Il est donc prévu l’ouverture de l’inventaire national du patrimoine naturel. Cet inventaire disponible sur Internet (inpn.mnhn.fr) compte plus de 115 000 visites par mois et regroupe :

-    35 millions de données de faune et de flore sauvages, et d’habitats naturels, ce qui en fait la plus grosse base de données de ce type au niveau national ;

-    plus de 24 600 contours d’espaces naturels ;

-    plus de 160 000 données sur des espèces.

Chaque jour, plus de 5 000 données sont ajoutées par plusieurs dizaines de milliers de contributeurs en France : sciences participatives, réseaux associatifs, réseaux d’espaces naturels, etc. Ces données sont toutes validées scientifiquement par le Muséum national d’Histoire naturelle placé sous ma tutelle. Grâce à cette ouverture, les maîtres d’ouvrages et les collectivités déposeront systématiquement leurs données dans l’inventaire national. Il est estimé que cela conduira à tripler le nombre de données disponibles.

Il s’agit d’une mesure annoncée par le Président de la République lors de la Conférence environnementale en novembre 2014 : « Tous les ans, des milliers d’études d’impact sont produites. Je pense que notre pays détient sûrement un record en cette matière. Cette richesse est aujourd’hui éclatée, inexploitée et au final gâchée pour la communauté scientifique comme pour les citoyens. La recherche en a d’ailleurs un besoin urgent dans le cadre de la lutte contre le changement climatique par exemple.
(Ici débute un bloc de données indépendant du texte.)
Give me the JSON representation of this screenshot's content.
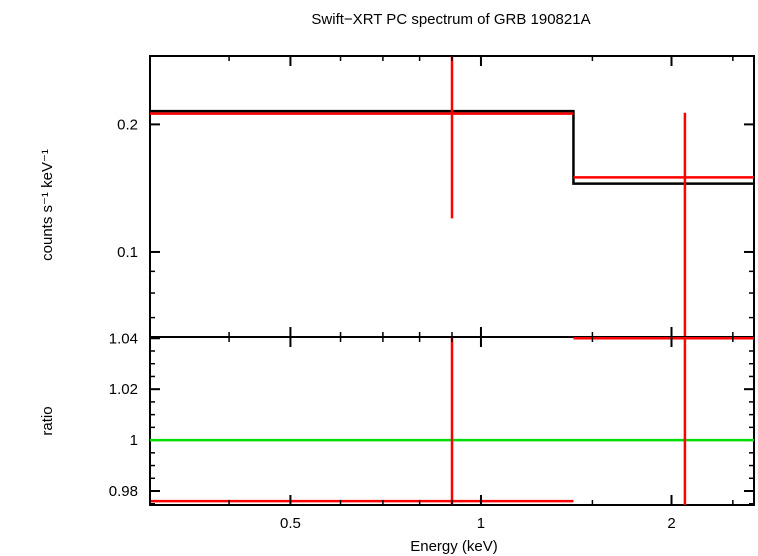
{
  "chart_data": {
    "type": "scatter",
    "title": "Swift−XRT PC spectrum of GRB 190821A",
    "xlabel": "Energy (keV)",
    "x_scale": "log",
    "xlim": [
      0.3,
      2.7
    ],
    "x_ticks": [
      {
        "value": 0.5,
        "label": "0.5"
      },
      {
        "value": 1,
        "label": "1"
      },
      {
        "value": 2,
        "label": "2"
      }
    ],
    "panels": [
      {
        "name": "spectrum",
        "ylabel": "counts s⁻¹ keV⁻¹",
        "y_scale": "log",
        "ylim": [
          0.063,
          0.29
        ],
        "y_ticks": [
          {
            "value": 0.1,
            "label": "0.1"
          },
          {
            "value": 0.2,
            "label": "0.2"
          }
        ],
        "series": [
          {
            "kind": "model-step",
            "color": "#000000",
            "steps": [
              {
                "x_lo": 0.3,
                "x_hi": 1.4,
                "y": 0.215
              },
              {
                "x_lo": 1.4,
                "x_hi": 2.7,
                "y": 0.145
              }
            ]
          },
          {
            "kind": "data-errorbars",
            "color": "#ff0000",
            "points": [
              {
                "x": 0.9,
                "x_lo": 0.3,
                "x_hi": 1.4,
                "y": 0.212,
                "y_lo": 0.12,
                "y_hi": 0.29
              },
              {
                "x": 2.1,
                "x_lo": 1.4,
                "x_hi": 2.7,
                "y": 0.15,
                "y_lo": 0.063,
                "y_hi": 0.213
              }
            ]
          }
        ]
      },
      {
        "name": "ratio",
        "ylabel": "ratio",
        "y_scale": "linear",
        "ylim": [
          0.9745,
          1.0405
        ],
        "y_ticks": [
          {
            "value": 0.98,
            "label": "0.98"
          },
          {
            "value": 1,
            "label": "1"
          },
          {
            "value": 1.02,
            "label": "1.02"
          },
          {
            "value": 1.04,
            "label": "1.04"
          }
        ],
        "reference_line": {
          "y": 1,
          "color": "#00dd00"
        },
        "series": [
          {
            "kind": "data-errorbars",
            "color": "#ff0000",
            "points": [
              {
                "x": 0.9,
                "x_lo": 0.3,
                "x_hi": 1.4,
                "y": 0.976,
                "y_lo": 0.9745,
                "y_hi": 1.0405
              },
              {
                "x": 2.1,
                "x_lo": 1.4,
                "x_hi": 2.7,
                "y": 1.04,
                "y_lo": 0.9745,
                "y_hi": 1.0405
              }
            ]
          }
        ]
      }
    ]
  }
}
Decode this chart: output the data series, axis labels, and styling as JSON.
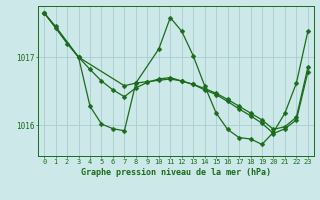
{
  "title": "Graphe pression niveau de la mer (hPa)",
  "background_color": "#cce8e8",
  "grid_color": "#aacccc",
  "line_color": "#1a6b1a",
  "xlim": [
    -0.5,
    23.5
  ],
  "ylim": [
    1015.55,
    1017.75
  ],
  "yticks": [
    1016,
    1017
  ],
  "xticks": [
    0,
    1,
    2,
    3,
    4,
    5,
    6,
    7,
    8,
    9,
    10,
    11,
    12,
    13,
    14,
    15,
    16,
    17,
    18,
    19,
    20,
    21,
    22,
    23
  ],
  "series1_x": [
    0,
    1,
    3,
    7,
    8,
    9,
    10,
    11,
    12,
    13,
    14,
    15,
    16,
    17,
    18,
    19,
    20,
    21,
    22,
    23
  ],
  "series1_y": [
    1017.65,
    1017.45,
    1017.0,
    1016.58,
    1016.62,
    1016.64,
    1016.66,
    1016.68,
    1016.65,
    1016.6,
    1016.54,
    1016.47,
    1016.38,
    1016.28,
    1016.18,
    1016.08,
    1015.94,
    1015.98,
    1016.12,
    1016.85
  ],
  "series2_x": [
    0,
    3,
    4,
    5,
    6,
    7,
    8,
    10,
    11,
    12,
    13,
    14,
    15,
    16,
    17,
    18,
    19,
    20,
    21,
    22,
    23
  ],
  "series2_y": [
    1017.65,
    1017.0,
    1016.28,
    1016.02,
    1015.95,
    1015.92,
    1016.62,
    1017.12,
    1017.58,
    1017.38,
    1017.02,
    1016.58,
    1016.18,
    1015.94,
    1015.82,
    1015.8,
    1015.72,
    1015.9,
    1016.18,
    1016.62,
    1017.38
  ],
  "series3_x": [
    0,
    1,
    2,
    3,
    4,
    5,
    6,
    7,
    8,
    9,
    10,
    11,
    12,
    13,
    14,
    15,
    16,
    17,
    18,
    19,
    20,
    21,
    22,
    23
  ],
  "series3_y": [
    1017.65,
    1017.43,
    1017.2,
    1017.0,
    1016.82,
    1016.65,
    1016.52,
    1016.42,
    1016.55,
    1016.63,
    1016.68,
    1016.7,
    1016.65,
    1016.6,
    1016.52,
    1016.45,
    1016.35,
    1016.24,
    1016.14,
    1016.03,
    1015.88,
    1015.95,
    1016.08,
    1016.78
  ]
}
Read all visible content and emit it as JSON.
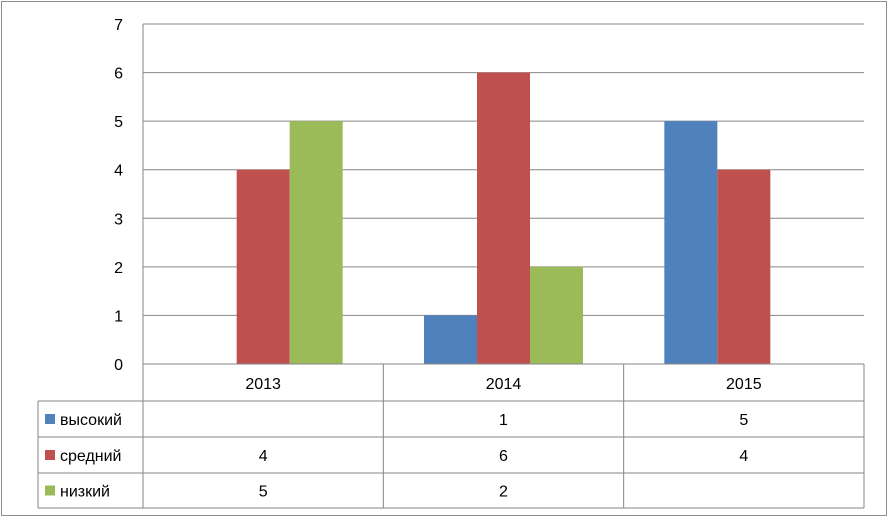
{
  "chart_data": {
    "type": "bar",
    "categories": [
      "2013",
      "2014",
      "2015"
    ],
    "series": [
      {
        "name": "высокий",
        "values": [
          null,
          1,
          5
        ],
        "color": "#4F81BD"
      },
      {
        "name": "средний",
        "values": [
          4,
          6,
          4
        ],
        "color": "#C0504D"
      },
      {
        "name": "низкий",
        "values": [
          5,
          2,
          null
        ],
        "color": "#9BBB59"
      }
    ],
    "yticks": [
      "0",
      "1",
      "2",
      "3",
      "4",
      "5",
      "6",
      "7"
    ],
    "ylim": [
      0,
      7
    ],
    "grid": true,
    "legend": "data-table",
    "table": {
      "rows": [
        {
          "label": "высокий",
          "cells": [
            "",
            "1",
            "5"
          ]
        },
        {
          "label": "средний",
          "cells": [
            "4",
            "6",
            "4"
          ]
        },
        {
          "label": "низкий",
          "cells": [
            "5",
            "2",
            ""
          ]
        }
      ]
    }
  }
}
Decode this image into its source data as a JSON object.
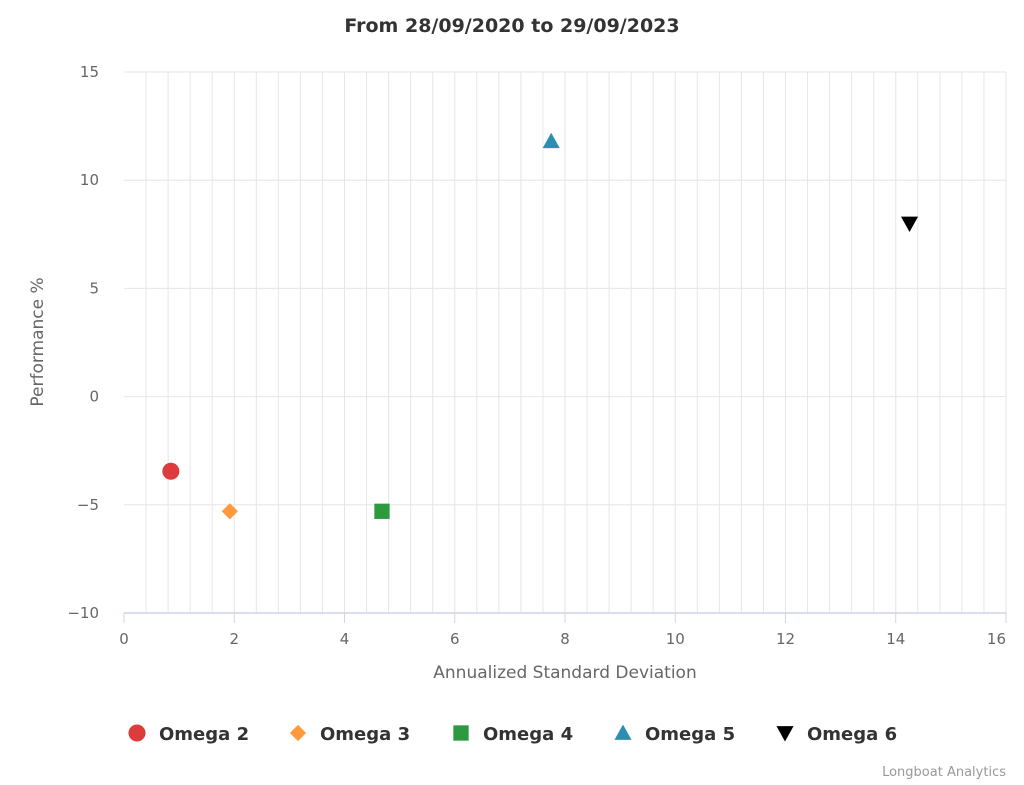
{
  "chart_data": {
    "type": "scatter",
    "title": "From 28/09/2020 to 29/09/2023",
    "xlabel": "Annualized Standard Deviation",
    "ylabel": "Performance %",
    "xlim": [
      0,
      16
    ],
    "ylim": [
      -10,
      15
    ],
    "x_ticks": [
      0,
      2,
      4,
      6,
      8,
      10,
      12,
      14,
      16
    ],
    "y_ticks": [
      -10,
      -5,
      0,
      5,
      10,
      15
    ],
    "grid": true,
    "legend_position": "bottom",
    "series": [
      {
        "name": "Omega 2",
        "marker": "circle",
        "color": "#dc3c3c",
        "x": 0.85,
        "y": -3.45
      },
      {
        "name": "Omega 3",
        "marker": "diamond",
        "color": "#ff9a3c",
        "x": 1.92,
        "y": -5.3
      },
      {
        "name": "Omega 4",
        "marker": "square",
        "color": "#2e9a40",
        "x": 4.68,
        "y": -5.3
      },
      {
        "name": "Omega 5",
        "marker": "triangle",
        "color": "#2c8fb2",
        "x": 7.75,
        "y": 11.8
      },
      {
        "name": "Omega 6",
        "marker": "triangle-down",
        "color": "#000000",
        "x": 14.25,
        "y": 8.0
      }
    ]
  },
  "credits": "Longboat Analytics"
}
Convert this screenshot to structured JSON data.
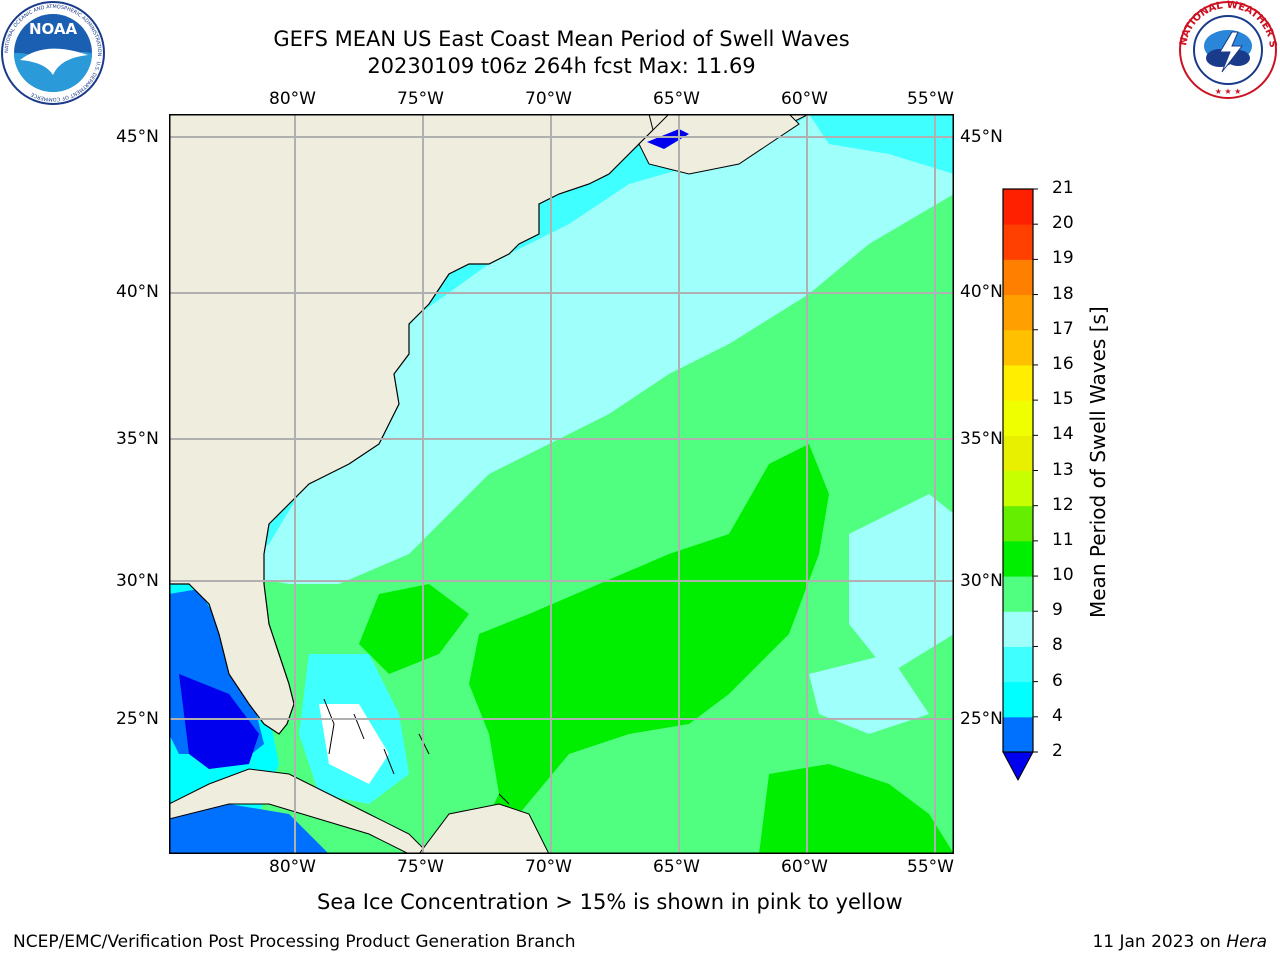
{
  "header": {
    "title_line1": "GEFS MEAN US East Coast Mean Period of Swell Waves",
    "title_line2": "20230109 t06z 264h fcst   Max: 11.69"
  },
  "map": {
    "lon_labels": [
      "80°W",
      "75°W",
      "70°W",
      "65°W",
      "60°W",
      "55°W"
    ],
    "lat_labels": [
      "45°N",
      "40°N",
      "35°N",
      "30°N",
      "25°N"
    ],
    "lon_values": [
      -80,
      -75,
      -70,
      -65,
      -60,
      -55
    ],
    "lat_values": [
      45,
      40,
      35,
      30,
      25
    ],
    "lon_range": [
      -85,
      -54.2
    ],
    "lat_range": [
      20.5,
      45.8
    ],
    "land_color": "#efedde",
    "grid_color": "#b0b0b0"
  },
  "colorbar": {
    "label": "Mean Period of Swell Waves [s]",
    "ticks": [
      "2",
      "4",
      "6",
      "8",
      "9",
      "10",
      "11",
      "12",
      "13",
      "14",
      "15",
      "16",
      "17",
      "18",
      "19",
      "20",
      "21"
    ],
    "colors": [
      "#0070ff",
      "#00ffff",
      "#40ffff",
      "#9efffb",
      "#50ff80",
      "#00ee00",
      "#66ee00",
      "#c8ff00",
      "#e8f000",
      "#f0ff00",
      "#ffee00",
      "#ffc000",
      "#ffa000",
      "#ff8000",
      "#ff4000",
      "#ff2000"
    ],
    "under_color": "#0000ee"
  },
  "logos": {
    "noaa_text": "NOAA",
    "noaa_ring": "NATIONAL OCEANIC AND ATMOSPHERIC ADMINISTRATION · U.S. DEPARTMENT OF COMMERCE",
    "nws_ring": "NATIONAL WEATHER SERVICE"
  },
  "caption": "Sea Ice Concentration > 15% is shown in pink to yellow",
  "footer": {
    "left": "NCEP/EMC/Verification Post Processing Product Generation Branch",
    "right_date": "11 Jan 2023 on ",
    "right_machine": "Hera"
  }
}
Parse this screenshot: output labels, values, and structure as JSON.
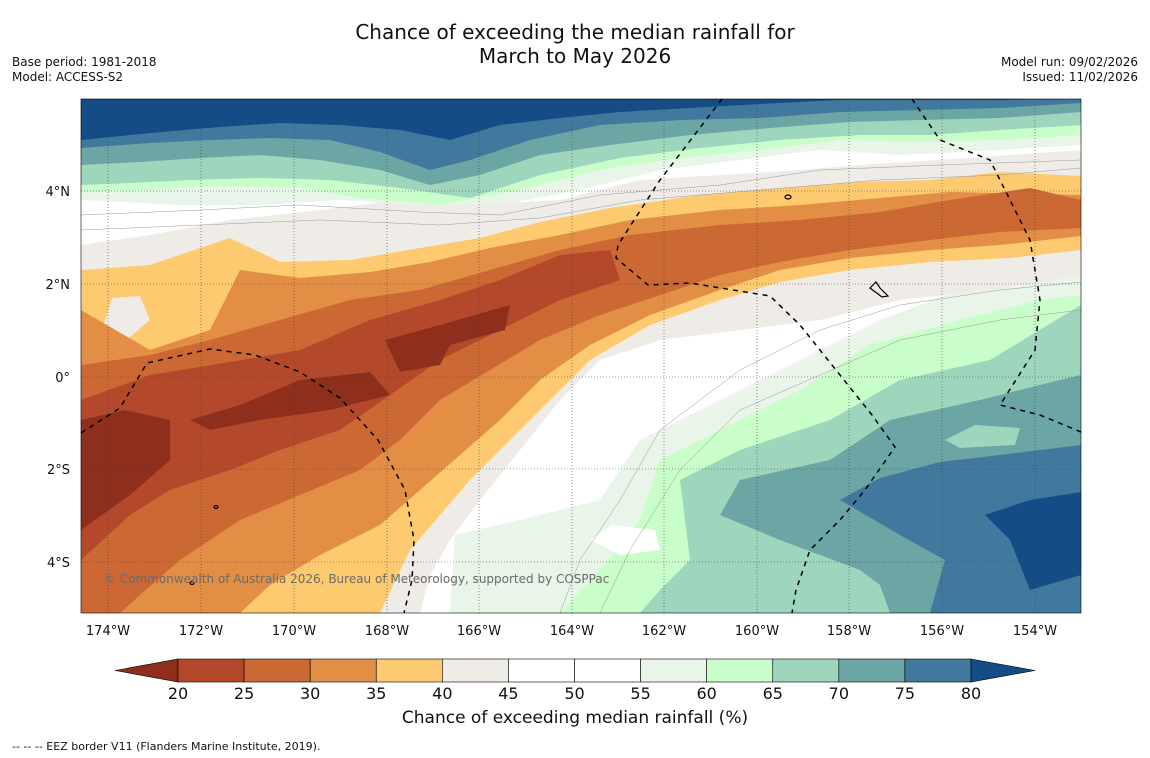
{
  "title": {
    "line1": "Chance of exceeding the median rainfall for",
    "line2": "March to May 2026"
  },
  "meta_left": {
    "base_period": "Base period: 1981-2018",
    "model": "Model: ACCESS-S2"
  },
  "meta_right": {
    "model_run": "Model run: 09/02/2026",
    "issued": "Issued: 11/02/2026"
  },
  "credit": "© Commonwealth of Australia 2026, Bureau of Meteorology, supported by COSPPac",
  "lat_labels": [
    "4°N",
    "2°N",
    "0°",
    "2°S",
    "4°S"
  ],
  "lon_labels": [
    "174°W",
    "172°W",
    "170°W",
    "168°W",
    "166°W",
    "164°W",
    "162°W",
    "160°W",
    "158°W",
    "156°W",
    "154°W"
  ],
  "colorbar": {
    "label": "Chance of exceeding median rainfall (%)",
    "ticks": [
      "20",
      "25",
      "30",
      "35",
      "40",
      "45",
      "50",
      "55",
      "60",
      "65",
      "70",
      "75",
      "80"
    ],
    "colors": [
      "#8e2f1d",
      "#b3492a",
      "#cc6834",
      "#e28f45",
      "#fdca70",
      "#efebe6",
      "#ffffff",
      "#ffffff",
      "#e8f5e8",
      "#c9fdc9",
      "#9dd5bd",
      "#6ba5a4",
      "#40799d",
      "#144d85"
    ]
  },
  "footnote": "--  --  -- EEZ border V11 (Flanders Marine Institute, 2019)."
}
J’ai donc proposé d’amplifier la base de données existante publique, gratuite et ouverte, dans laquelle seront rassemblées et triées toutes les informations en matière d’environnement et de biodiversité. Cette transparence est la première condition de la démocratie participative ».

Ségolène Royal organisera début février un « hackathon » sur le système d’information de la nature et des paysages, c’est-à-dire un événement où des développeurs se réunissent pour faire de la programmation informatique collaborative, sur plusieurs jours.